The for loop has been doing more work than it looks like. This page covers the iterator protocol it runs on, and the yield keyword that lets you build your own iterators.

5.31.1. The iterator protocol

Every object that can be looped over implements two methods:

  • __iter__() – return an iterator over the object’s items.

  • __next__() – on the iterator, return the next item or raise StopIteration when there are no more.

The iter() built-in calls __iter__; next() calls __next__. Step through a list by hand:

it = iter([10, 20, 30])
print(next(it))    # 10
print(next(it))    # 20
print(next(it))    # 30
print(next(it))    # raises StopIteration
A for loop calls __iter__ once to get an iterator, then calls __next__ repeatedly until StopIteration ends the loop.

for is sugar for “call __iter__ once, then loop on __next__ until StopIteration.”

What for x in items: actually does:

_it = iter(items)
while True:
    try:
        x = next(_it)
    except StopIteration:
        break
    # ... loop body ...

Every list, tuple, string, dict, set, file object, and generator already implements __iter__ and __next__ – which is why they all work with for.

5.31.2. yield and generator functions

A function that contains a yield statement is a generator function. Calling it does not run the body; it returns a generator object (an iterator) that runs the body one yield at a time:

def count_up_to(n):
    i = 0
    while i < n:
        yield i
        i += 1

for value in count_up_to(3):
    print(value)

Output:

0
1
2

Each call to next() resumes the function until the next yield, hands that value to the caller, and pauses there. The local state (i in this case) is preserved between resumes.
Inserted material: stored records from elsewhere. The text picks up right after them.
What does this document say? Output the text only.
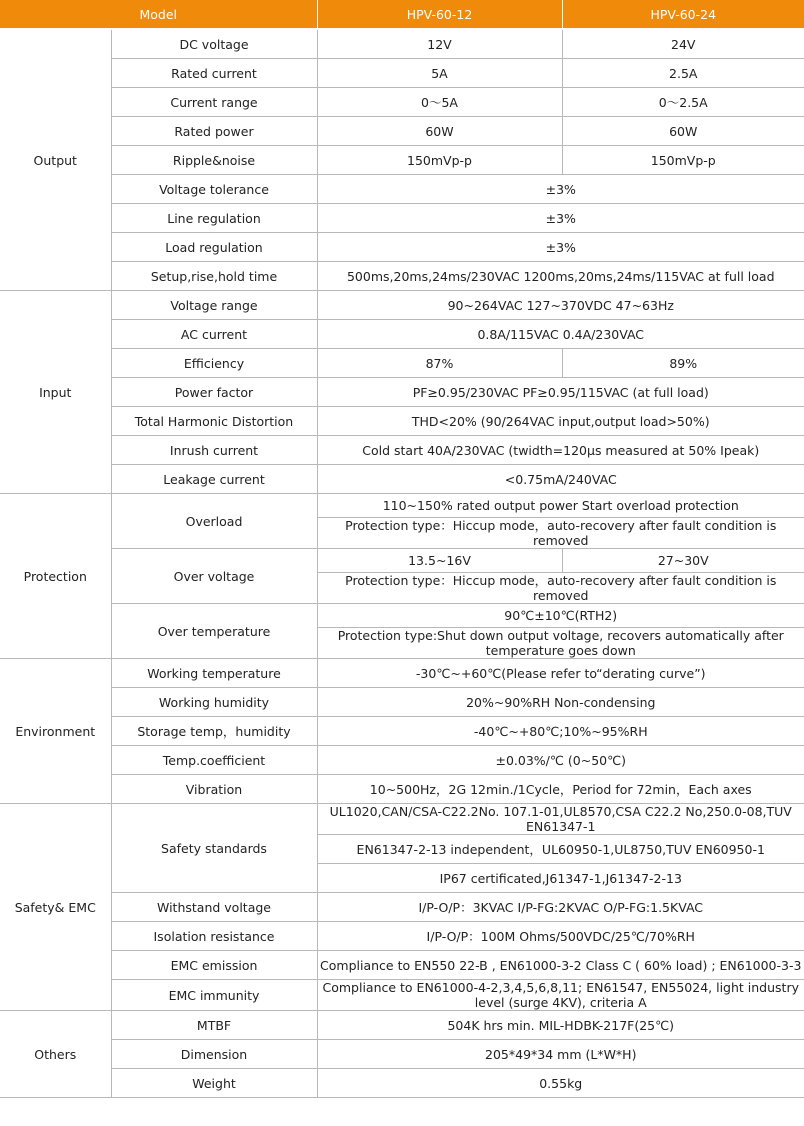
Model		HPV-60-12	HPV-60-24
Output	DC voltage	12V	24V
	Rated current	5A	2.5A
	Current range	0～5A	0～2.5A
	Rated power	60W	60W
	Ripple&noise	150mVp-p	150mVp-p
	Voltage tolerance	±3%	
	Line regulation	±3%	
	Load regulation	±3%	
	Setup,rise,hold time	500ms,20ms,24ms/230VAC 1200ms,20ms,24ms/115VAC at full load	
Input	Voltage range	90~264VAC 127~370VDC 47~63Hz	
	AC current	0.8A/115VAC 0.4A/230VAC	
	Efficiency	87%	89%
	Power factor	PF≥0.95/230VAC PF≥0.95/115VAC (at full load)	
	Total Harmonic Distortion	THD<20% (90/264VAC input,output load>50%)	
	Inrush current	Cold start 40A/230VAC (twidth=120μs measured at 50% Ipeak)	
	Leakage current	<0.75mA/240VAC	
Protection	Overload	110~150% rated output power Start overload protection	

		Protection type：Hiccup mode，auto-recovery after fault condition is removed	

	Over voltage	13.5~16V	27~30V

		Protection type：Hiccup mode，auto-recovery after fault condition is removed	

	Over temperature	90℃±10℃(RTH2)	

		Protection type:Shut down output voltage, recovers automatically after temperature goes down	

Environment	Working temperature	-30℃~+60℃(Please refer to“derating curve”)	
	Working humidity	20%~90%RH Non-condensing	
	Storage temp，humidity	-40℃~+80℃;10%~95%RH	
	Temp.coefficient	±0.03%/℃ (0~50℃)	
	Vibration	10~500Hz，2G 12min./1Cycle，Period for 72min，Each axes	
Safety& EMC	Safety standards	UL1020,CAN/CSA-C22.2No. 107.1-01,UL8570,CSA C22.2 No,250.0-08,TUV EN61347-1	

		EN61347-2-13 independent，UL60950-1,UL8750,TUV EN60950-1	
		IP67 certificated,J61347-1,J61347-2-13	
	Withstand voltage	I/P-O/P：3KVAC I/P-FG:2KVAC O/P-FG:1.5KVAC	
	Isolation resistance	I/P-O/P：100M Ohms/500VDC/25℃/70%RH	
	EMC emission	Compliance to EN550 22-B , EN61000-3-2 Class C ( 60% load) ; EN61000-3-3	

	EMC immunity	Compliance to EN61000-4-2,3,4,5,6,8,11; EN61547, EN55024, light industry level (surge 4KV), criteria A	

Others	MTBF	504K hrs min. MIL-HDBK-217F(25℃)	
	Dimension	205*49*34 mm (L*W*H)	
	Weight	0.55kg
Sequence diagram with two lifelines (caller and generator body). The caller calls count_up_to(3), which creates a generator without running the body. Each subsequent next() runs the body until the next yield, returns the yielded value, and pauses. The fourth next() falls off the end and raises StopIteration. The variable i is preserved across pauses.

next() runs the body up to the next yield, hands the value back, and pauses. Local state survives the pause.
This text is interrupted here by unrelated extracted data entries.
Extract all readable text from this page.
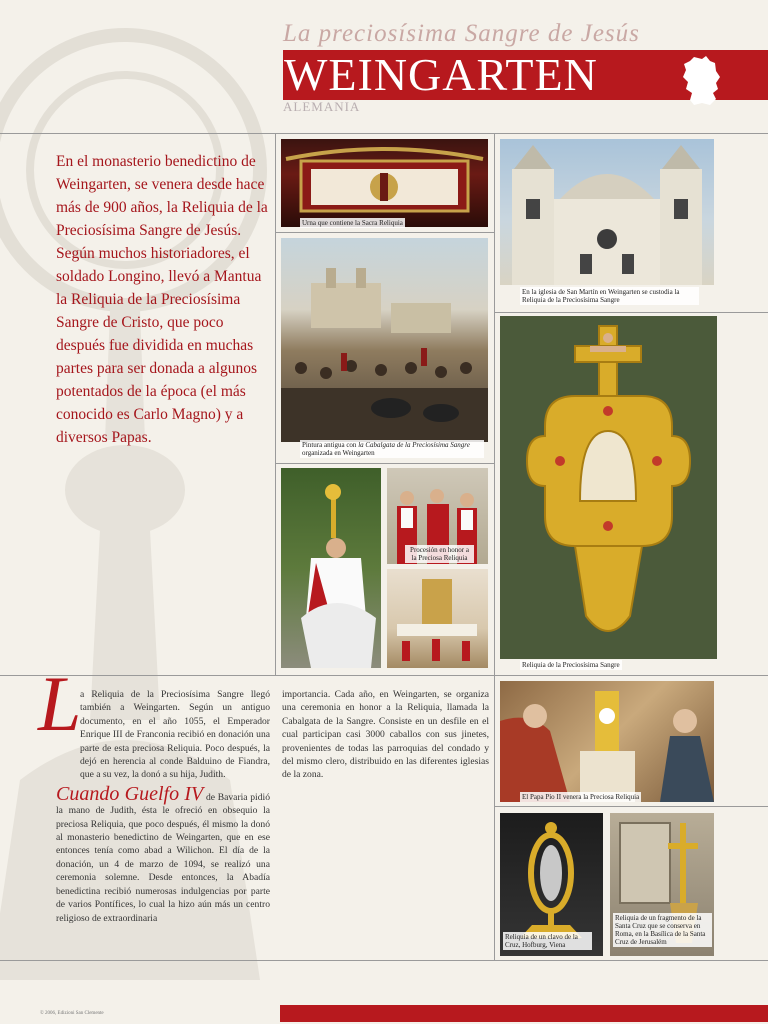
La preciosísima Sangre de Jesús
WEINGARTEN
ALEMANIA
En el monasterio benedictino de Weingarten, se venera desde hace más de 900 años, la Reliquia de la Preciosísima Sangre de Jesús. Según muchos historiadores, el soldado Longino, llevó a Mantua la Reliquia de la Preciosísima Sangre de Cristo, que poco después fue dividida en muchas partes para ser donada a algunos potentados de la época (el más conocido es Carlo Magno) y a diversos Papas.
Urna que contiene la Sacra Reliquia
En la iglesia de San Martín en Weingarten se custodia la Reliquia de la Preciosísima Sangre
Pintura antigua con la Cabalgata de la Preciosísima Sangre organizada en Weingarten
Procesión en honor a la Preciosa Reliquia
Reliquia de la Preciosísima Sangre
El Papa Pío II venera la Preciosa Reliquia
Reliquia de un clavo de la Cruz, Hofburg, Viena
Reliquia de un fragmento de la Santa Cruz que se conserva en Roma, en la Basílica de la Santa Cruz de Jerusalém
L
a Reliquia de la Preciosísima Sangre llegó también a Weingarten. Según un antiguo documento, en el año 1055, el Emperador Enrique III de Franconia recibió en donación una parte de esta preciosa Reliquia. Poco después, la dejó en herencia al conde Balduino de Fiandra, que a su vez, la donó a su hija, Judith.
Cuando Guelfo IV de Bavaria pidió la mano de Judith, ésta le ofreció en obsequio la preciosa Reliquia, que poco después, él mismo la donó al monasterio benedictino de Weingarten, que en ese entonces tenía como abad a Wilichon. El día de la donación, un 4 de marzo de 1094, se realizó una ceremonia solemne. Desde entonces, la Abadía benedictina recibió numerosas indulgencias por parte de varios Pontífices, lo cual la hizo aún más un centro religioso de extraordinaria
importancia. Cada año, en Weingarten, se organiza una ceremonia en honor a la Reliquia, llamada la Cabalgata de la Sangre. Consiste en un desfile en el cual participan casi 3000 caballos con sus jinetes, provenientes de todas las parroquias del condado y del mismo clero, distribuido en las diferentes iglesias de la zona.
© 2006, Edizioni San Clemente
Generators are the easiest way to produce a sequence lazily – no list is built, items are computed only when the consumer asks for them, and the function can yield items forever if it wants.

5.31.3. Lazy pipelines

Generators compose well. One generator’s output can feed another:

def numbers():
    i = 0
    while True:
        yield i
        i += 1

def squares(source):
    for x in source:
        yield x * x

pipeline = squares(numbers())

for v in pipeline:
    if v > 100:
        break
    print(v)

The values flow through the pipeline one at a time – no intermediate list, no upper bound built in to numbers, and the consumer (for v in pipeline) decides when to stop.
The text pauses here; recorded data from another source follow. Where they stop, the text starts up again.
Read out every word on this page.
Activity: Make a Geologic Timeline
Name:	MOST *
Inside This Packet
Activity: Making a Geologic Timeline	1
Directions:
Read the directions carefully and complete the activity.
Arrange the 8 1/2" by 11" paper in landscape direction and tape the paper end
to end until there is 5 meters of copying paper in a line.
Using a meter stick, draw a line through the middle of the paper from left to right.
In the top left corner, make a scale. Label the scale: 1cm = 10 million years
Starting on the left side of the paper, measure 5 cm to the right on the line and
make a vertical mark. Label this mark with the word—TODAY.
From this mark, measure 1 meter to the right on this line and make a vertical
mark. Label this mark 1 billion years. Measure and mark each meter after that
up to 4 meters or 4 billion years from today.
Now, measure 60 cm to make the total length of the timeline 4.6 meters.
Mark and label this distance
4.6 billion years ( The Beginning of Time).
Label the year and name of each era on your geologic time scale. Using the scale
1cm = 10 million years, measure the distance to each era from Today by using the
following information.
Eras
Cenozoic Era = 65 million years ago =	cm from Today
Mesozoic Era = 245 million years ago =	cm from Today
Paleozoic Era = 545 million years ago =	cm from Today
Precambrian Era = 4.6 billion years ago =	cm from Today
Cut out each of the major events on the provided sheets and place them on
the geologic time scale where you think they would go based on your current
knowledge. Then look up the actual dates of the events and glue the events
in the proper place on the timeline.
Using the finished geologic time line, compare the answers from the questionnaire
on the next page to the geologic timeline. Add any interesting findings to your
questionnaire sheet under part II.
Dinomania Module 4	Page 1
Three boxes left-to-right: numbers(), squares(source), and the for-v-in-pipeline consumer. Three cycles are drawn beneath. In each cycle, the consumer sends a pull request leftward to squares, which sends a pull leftward to numbers; numbers yields a value rightward to squares, which yields its squared value rightward to the consumer.

Each next() on the consumer triggers one pull through the chain; values exist only when something asks for them.

5.31.3.1. When yield runs out

Falling off the end of a generator function (or hitting an explicit return) raises StopIteration automatically. There is no need to raise it by hand; the surrounding for loop sees it and ends.

Use generators when the producing code is naturally written as a loop with a few yield points; use a plain list comprehension when you genuinely need the whole sequence in memory.